Would You Rather: Earth Data with Daniel Jimenez
PERSPECTIVES

Would You Rather: Earth Data Edition – with Daniel Jimenez

Data is the life-blood of today’s world.

It’s informing everything from when to leave your house to make it to soccer practice on time, to guiding farmers on what and when to plant for best crop yields. In celebration of Earth Day 2018, we sat down with a notable climate scientist to find out what kind of Earth data he prefers.

Would You Rather: Earth Data Edition - Today’s guest: Daniel Jiménez, Data-Driven Farming Specialist from CIAT

Daniel is a scientist at the International Center for Tropical Agriculture (CIAT) where he coordinates the Data-Driven Agronomy Community of Practice of the CGIAR Platform for Big Data in Agriculture. Daniel and his team help farmers use big data to better understand environmental factors and guide best planting dates, right amount of pesticides and fertilizers in specifc contexts for optimal crop yield.
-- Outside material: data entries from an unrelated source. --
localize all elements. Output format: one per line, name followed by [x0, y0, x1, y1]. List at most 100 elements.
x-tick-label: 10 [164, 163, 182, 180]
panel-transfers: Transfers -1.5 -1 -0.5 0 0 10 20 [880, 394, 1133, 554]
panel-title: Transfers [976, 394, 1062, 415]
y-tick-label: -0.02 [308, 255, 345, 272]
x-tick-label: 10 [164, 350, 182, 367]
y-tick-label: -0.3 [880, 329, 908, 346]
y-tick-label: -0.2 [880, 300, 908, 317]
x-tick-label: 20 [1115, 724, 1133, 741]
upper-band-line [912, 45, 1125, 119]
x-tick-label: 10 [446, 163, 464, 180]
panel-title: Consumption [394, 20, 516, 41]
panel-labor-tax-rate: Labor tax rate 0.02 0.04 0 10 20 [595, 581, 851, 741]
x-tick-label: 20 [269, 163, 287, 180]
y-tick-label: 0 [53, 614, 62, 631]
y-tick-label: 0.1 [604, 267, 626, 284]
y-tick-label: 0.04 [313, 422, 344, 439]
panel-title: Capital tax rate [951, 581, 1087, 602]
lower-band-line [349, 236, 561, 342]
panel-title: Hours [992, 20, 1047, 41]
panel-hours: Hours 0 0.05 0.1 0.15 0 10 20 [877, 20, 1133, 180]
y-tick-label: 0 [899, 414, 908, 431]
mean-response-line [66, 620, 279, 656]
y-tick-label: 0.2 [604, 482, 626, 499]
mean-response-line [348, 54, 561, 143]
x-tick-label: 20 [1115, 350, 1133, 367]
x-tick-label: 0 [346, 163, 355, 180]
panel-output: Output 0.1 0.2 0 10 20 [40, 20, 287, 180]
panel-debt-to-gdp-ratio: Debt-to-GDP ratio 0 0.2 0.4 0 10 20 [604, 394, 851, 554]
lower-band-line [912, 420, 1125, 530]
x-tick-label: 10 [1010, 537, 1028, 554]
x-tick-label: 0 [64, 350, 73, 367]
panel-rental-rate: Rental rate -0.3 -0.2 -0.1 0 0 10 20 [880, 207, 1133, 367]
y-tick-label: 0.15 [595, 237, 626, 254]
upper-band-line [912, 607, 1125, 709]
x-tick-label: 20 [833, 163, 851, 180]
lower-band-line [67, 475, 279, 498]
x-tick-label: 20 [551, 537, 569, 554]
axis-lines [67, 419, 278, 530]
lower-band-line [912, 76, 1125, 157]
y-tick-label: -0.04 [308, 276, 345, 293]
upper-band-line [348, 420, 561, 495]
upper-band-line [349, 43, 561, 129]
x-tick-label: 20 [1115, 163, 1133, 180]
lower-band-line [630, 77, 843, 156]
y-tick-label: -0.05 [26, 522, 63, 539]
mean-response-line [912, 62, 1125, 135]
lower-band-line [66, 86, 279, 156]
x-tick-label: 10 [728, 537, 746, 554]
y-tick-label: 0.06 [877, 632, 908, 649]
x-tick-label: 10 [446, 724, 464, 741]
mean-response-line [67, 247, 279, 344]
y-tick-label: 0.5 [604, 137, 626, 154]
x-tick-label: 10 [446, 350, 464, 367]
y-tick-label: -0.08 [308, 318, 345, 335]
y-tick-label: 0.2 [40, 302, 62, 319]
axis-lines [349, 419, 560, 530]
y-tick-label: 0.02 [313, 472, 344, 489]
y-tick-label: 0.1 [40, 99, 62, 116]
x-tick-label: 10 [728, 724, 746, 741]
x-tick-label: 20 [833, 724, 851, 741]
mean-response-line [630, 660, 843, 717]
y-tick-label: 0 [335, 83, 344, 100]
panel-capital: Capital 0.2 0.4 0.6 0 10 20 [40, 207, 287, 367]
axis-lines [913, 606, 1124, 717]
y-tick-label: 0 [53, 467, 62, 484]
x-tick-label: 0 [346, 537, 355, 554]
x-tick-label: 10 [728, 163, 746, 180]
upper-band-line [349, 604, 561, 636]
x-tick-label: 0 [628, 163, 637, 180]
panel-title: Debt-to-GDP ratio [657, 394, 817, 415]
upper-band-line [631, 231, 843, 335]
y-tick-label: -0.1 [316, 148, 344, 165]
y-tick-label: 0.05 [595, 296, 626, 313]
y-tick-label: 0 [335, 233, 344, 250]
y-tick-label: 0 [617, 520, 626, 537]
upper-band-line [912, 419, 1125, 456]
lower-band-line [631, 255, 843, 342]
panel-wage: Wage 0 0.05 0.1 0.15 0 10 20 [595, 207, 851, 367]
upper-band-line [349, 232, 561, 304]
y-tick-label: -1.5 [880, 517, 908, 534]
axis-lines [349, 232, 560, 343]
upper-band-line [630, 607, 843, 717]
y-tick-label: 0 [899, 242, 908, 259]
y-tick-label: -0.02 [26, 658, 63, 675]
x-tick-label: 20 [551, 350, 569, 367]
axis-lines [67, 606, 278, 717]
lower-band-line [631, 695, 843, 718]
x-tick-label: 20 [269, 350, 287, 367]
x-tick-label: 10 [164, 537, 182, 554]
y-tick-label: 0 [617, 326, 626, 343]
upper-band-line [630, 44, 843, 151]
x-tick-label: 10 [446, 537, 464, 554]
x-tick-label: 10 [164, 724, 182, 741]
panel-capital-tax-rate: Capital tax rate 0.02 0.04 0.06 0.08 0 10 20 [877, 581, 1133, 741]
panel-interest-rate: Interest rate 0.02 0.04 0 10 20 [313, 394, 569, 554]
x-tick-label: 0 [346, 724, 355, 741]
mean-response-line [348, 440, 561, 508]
Their work has been recognized with a number of honors including the 2014 UN Big Data Climate Challenge, 2015 World Bank Group Big Data Innovation Challenge and 2017 UN Momentum for Change award.

WOULD YOU RATHER BE STUCK IN A DRY DESERT OR A FROZEN TUNDRA?

DANIEL: (sigh and a laugh) Frozen tundra probably. I was born in tropical conditions, and this type of heat in the desert … I cannot take that much. I live in Cali (Colombia) and sometimes it gets so hot, you ask yourself ‘what is left to remove?’ (laughs). You know, what is too much?

WOULD YOU RATHER PLANT A FOREST OR REGROW A CORAL REEF?

DANIEL: I’d go for forest. Definitely grow a new forest. And I know why. I have an argonomic background, I’d know how to do it! (laughs)

Daniel Jimenez and Rolando Martinez investigate a farm field in Honduras.
Daniel Jimenez and Rolando Martinez investigate a farm field in Honduras.
WOULD YOU RATHER HAVE A 1000-MILE DEEP CORE SAMPLE OR 1000 YEARS OF ATMOSPHERIC DATA?

DANIEL: I would rather choose, and by far I think, 1000 years of atmospheric data. Because when we work in data science and the environment we always talk about variability and how your sample should represent as many conditions as possible. So in that sense, 1000 years of atmospheric data would be much more interesting, and much more actionable than just one single core sample, even one as difficult to get as 1000 miles deep.

WOULD YOU RATHER USE WIND, SOLAR OR HYDROPOWER?

DANIEL: Solar. In the conditions I live in, which are the tropics, I think solar is more efficient in all senses.

WOULD YOU RATHER HAVE ONE MILLION DATA POINTS FROM A SINGLE, WELL-PLACED SENSOR OR ONE DATA POINT FROM ONE MILLION RANDOMLY-PLACED SENSORS?

 DANIEL: I would have one data point from one million placed sensors. I would prioritize spatial over temporal variability.

Daniel and his team at CIAT.
Daniel and his team at CIAT.
WOULD YOU RATHER BE INSIDE LOOKING OUT OR OUTSIDE LOOKING IN?

DANIEL: (laughs) Dude, that is a difficult one. Um … outside looking in. I spend part of my time living in a temperate country with winter and … you know … I like to be outside!

WOULD YOU RATHER READ SCIENCE OR SCIENCE FICTION?

DANIEL: Science. Yes, you know it happens when you do a PhD, you know this stuff. You have to get used to reading science and you start to enjoy it actually.

WOULD YOU RATHER SWITCH 100 HOMES OR 100 VEHICLES TO CLEAN ENERGY?

DANIEL: I would rather switch 100 homes. I think we can make a huge difference at home in terms of renewable energy. With vehicles in that sense, we’re literally going somewhere. I mean you can see so many airports and cities that have been made better in that sense, and also I think in terms of transportation and vehicles, we should promote the switch in collective [public] transportation.

Earth Day Words of Wisdom from Daniel

“When we talk about data – atmospheric data, data and the environment and agriculture – I remember before I started my PhD, we complained about the lack of data in those days. Now we have a huge amount of information and sources that we have not yet explored the full extent of. That’s why we need more data scientists working on this. But the interpretation of the data is very important. We cannot leave data scientists to explore that data without an? interpretation that is guided by experts such as climate and environmentalists. We all need to work together.”